- Tuesday, November 26, 2024

Of the many reasons President-elect Donald Trump trounced Vice President Kamala Harris, inflation is at or near the top of list. Too many Americans are being forced to choose between food on the table, medicine in the cabinet and a roof over their head. Too many American businesses have been forced into bankruptcy as inflation has squeezed margins; bankruptcy filings have risen by 40% in the past year alone.

There are many ways the president-elect has promised to curb inflation — and thereby bring down interest rates and credit costs. Yet none will be more important than “drill, baby, drill.” This is because of the outsized role that oil, natural gas and petroleum derivatives play directly and indirectly in the cost-price structure of the American economy.

In the transportation sector, it’s jet fuel for airplanes, gasoline for our cars and diesel for our trucks, buses, trains and ships.

Natural gas fires our power plants, gas turbines run our factories, propane helps cook and heat the food we eat. Petroleum is also the feedstock for our lubricants, plastics, polymers and fibers as well as for asphalt for road construction and roofing materials, foam for insulation and plastic for pipes.

In our households, there are personal care products such as cosmetics, shampoos and soaps and our plastic wraps, bags and containers. We even use petroleum products for medical supplies such as IV bags, syringes, and surgical instruments as well as ingredients and pills, capsules and medical devices.

Then there is this chicken-and-egg problem: American’s agricultural production accounts for a full 20% of energy expenditures. On our farms, it’s not just diesel and gasoline that drives our tractors and combines.
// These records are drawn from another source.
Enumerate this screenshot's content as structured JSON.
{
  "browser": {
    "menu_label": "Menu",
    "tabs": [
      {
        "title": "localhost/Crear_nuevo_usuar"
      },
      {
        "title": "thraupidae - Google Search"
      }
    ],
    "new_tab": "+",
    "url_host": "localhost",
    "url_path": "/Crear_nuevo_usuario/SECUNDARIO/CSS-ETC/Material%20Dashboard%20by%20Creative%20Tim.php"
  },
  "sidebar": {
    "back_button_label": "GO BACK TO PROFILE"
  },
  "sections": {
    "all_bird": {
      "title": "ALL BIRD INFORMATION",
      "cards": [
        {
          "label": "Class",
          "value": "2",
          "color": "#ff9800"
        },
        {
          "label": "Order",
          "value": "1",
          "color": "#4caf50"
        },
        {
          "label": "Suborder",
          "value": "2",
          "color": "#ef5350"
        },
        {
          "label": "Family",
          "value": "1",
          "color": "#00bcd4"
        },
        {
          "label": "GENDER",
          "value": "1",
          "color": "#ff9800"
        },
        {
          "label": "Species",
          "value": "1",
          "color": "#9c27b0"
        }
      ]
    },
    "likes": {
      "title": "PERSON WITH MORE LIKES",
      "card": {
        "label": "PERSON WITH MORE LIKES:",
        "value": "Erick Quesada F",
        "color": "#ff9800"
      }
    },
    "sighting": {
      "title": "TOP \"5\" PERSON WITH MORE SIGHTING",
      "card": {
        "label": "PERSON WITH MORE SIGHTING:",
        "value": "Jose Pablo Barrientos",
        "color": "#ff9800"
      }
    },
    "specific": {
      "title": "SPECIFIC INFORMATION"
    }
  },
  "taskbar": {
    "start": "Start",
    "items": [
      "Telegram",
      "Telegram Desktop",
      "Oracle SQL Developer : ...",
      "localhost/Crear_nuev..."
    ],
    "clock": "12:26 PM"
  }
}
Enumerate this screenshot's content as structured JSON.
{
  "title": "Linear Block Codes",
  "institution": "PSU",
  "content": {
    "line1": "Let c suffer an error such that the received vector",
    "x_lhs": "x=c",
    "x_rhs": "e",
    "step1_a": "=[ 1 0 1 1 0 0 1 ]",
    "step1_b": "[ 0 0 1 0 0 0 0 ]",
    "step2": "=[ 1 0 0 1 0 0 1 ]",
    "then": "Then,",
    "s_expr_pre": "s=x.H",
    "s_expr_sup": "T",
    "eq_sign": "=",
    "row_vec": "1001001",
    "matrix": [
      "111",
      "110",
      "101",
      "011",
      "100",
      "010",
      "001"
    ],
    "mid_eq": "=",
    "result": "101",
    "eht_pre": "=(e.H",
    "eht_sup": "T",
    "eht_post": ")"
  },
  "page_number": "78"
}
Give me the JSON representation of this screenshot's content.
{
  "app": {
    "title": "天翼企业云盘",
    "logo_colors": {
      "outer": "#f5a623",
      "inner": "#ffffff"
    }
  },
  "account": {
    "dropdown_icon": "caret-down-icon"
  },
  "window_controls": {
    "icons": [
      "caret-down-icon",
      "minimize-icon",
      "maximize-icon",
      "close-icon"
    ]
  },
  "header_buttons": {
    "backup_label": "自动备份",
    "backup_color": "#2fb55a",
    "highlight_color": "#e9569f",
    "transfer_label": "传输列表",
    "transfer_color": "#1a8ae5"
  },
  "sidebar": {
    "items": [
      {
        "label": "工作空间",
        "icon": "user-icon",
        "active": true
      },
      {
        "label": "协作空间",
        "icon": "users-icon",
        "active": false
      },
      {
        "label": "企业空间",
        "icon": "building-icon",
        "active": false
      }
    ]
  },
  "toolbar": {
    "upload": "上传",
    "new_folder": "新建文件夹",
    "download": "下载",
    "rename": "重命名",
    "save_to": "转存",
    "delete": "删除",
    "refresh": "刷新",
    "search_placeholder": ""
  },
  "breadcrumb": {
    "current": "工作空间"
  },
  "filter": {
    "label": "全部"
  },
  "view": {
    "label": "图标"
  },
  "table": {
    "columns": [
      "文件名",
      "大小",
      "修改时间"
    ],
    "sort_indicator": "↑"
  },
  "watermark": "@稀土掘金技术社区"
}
Nitrogen-based fertilizers are derived from natural gas, while the mining of other types of fertilizers such as phosphates requires lots of energy.

Clearly, the road to price stability — and a return to American strategic energy dominance — runs through the oil fields of Alaska, Colorado, New Mexico and Texas and the fracking wells of Louisiana, Pennsylvania and Texas. If Mr. Trump can get the price of oil back down to $50 a barrel, that alone will shave half a point to a full point off the inflation rate.

Consider that under the first Trump administration, the price of oil averaged a little over $50 a barrel and gasoline about $2.50 a gallon. This compares with $80 per barrel on average during the first three years of the inflationary Biden regime and over $70 in 2024 while gasoline has been about $1 higher — a 40% spike.

How will Mr. Trump operationalize “drill, baby, drill”? Based on his campaign promises — he is the rare politician who actually keeps them — expect him to dramatically increase oil and gas drilling on other public lands and offshore areas, roll back the onerous environmental regulations established by the Biden administration, reverse the Biden administration’s pause on liquefied national gas exports and say “au revoir” to the Paris climate accord as he did in 2017.

Mr. Trump will likely reboot the Keystone XL pipeline, which would run nearly 1 million barrels of oil a day from Alberta, Canada, to the U.S. Midwest and certainly reverse President Biden’s restrictions on oil drilling in the Arctic National Wildlife Refuge, or ANWR. Fully ramped up, ANWR will produce 780,000 barrels of oil a day. Together, Keystone and ANWAR would account for almost 10% of U.S. daily consumption.

Those concerned about climate change would do well to reprise one of Sen. J.D. Vance’s finest moments in his debate with Tim Walz. Mr. Vance correctly pointed out that if it isn’t the United States producing and using fossil fuels, other far dirtier economies such as China will be polluting at higher rates.

Mr. Trump will use other important weapons to curb inflation. The Department of Government Efficiency led by Elon Musk and Vivek Ramaswamy is tasked with reducing government bureaucracy. Therefore, government expenditures should take pressure off the national debt and help drive down interest rates. DOGE will also channel tax dollars into more productive investments, thereby triggering a positive deflationary “supply shock.”

Of course, restoring at least some of America’s manufacturing and supply chains will certainly make them more stable and resilient and thereby reduce the kind of shortages that drive prices.

On the demand-pull side of the inflation equation, Mr. Trump’s immediate repeal of the electrical vehicle mandate coupled with what are likely to be significant demands to claw back other wasteful spending will help mitigate our current “too much money chasing too few goods” problem.

Together with a strategy aimed at driving oil prices back to $50 a barrel, these efforts will be key to cutting today’s Gordian inflationary knot. No one is better equipped to wield the knife than President-elect Donald Trump.

• Peter Navarro served as director of trade and manufacturing in the first Trump White House and is the author of “The New MAGA Deal: The Unofficial Deplorables Guide to Donald Trump’s 2024 Policy Platform.”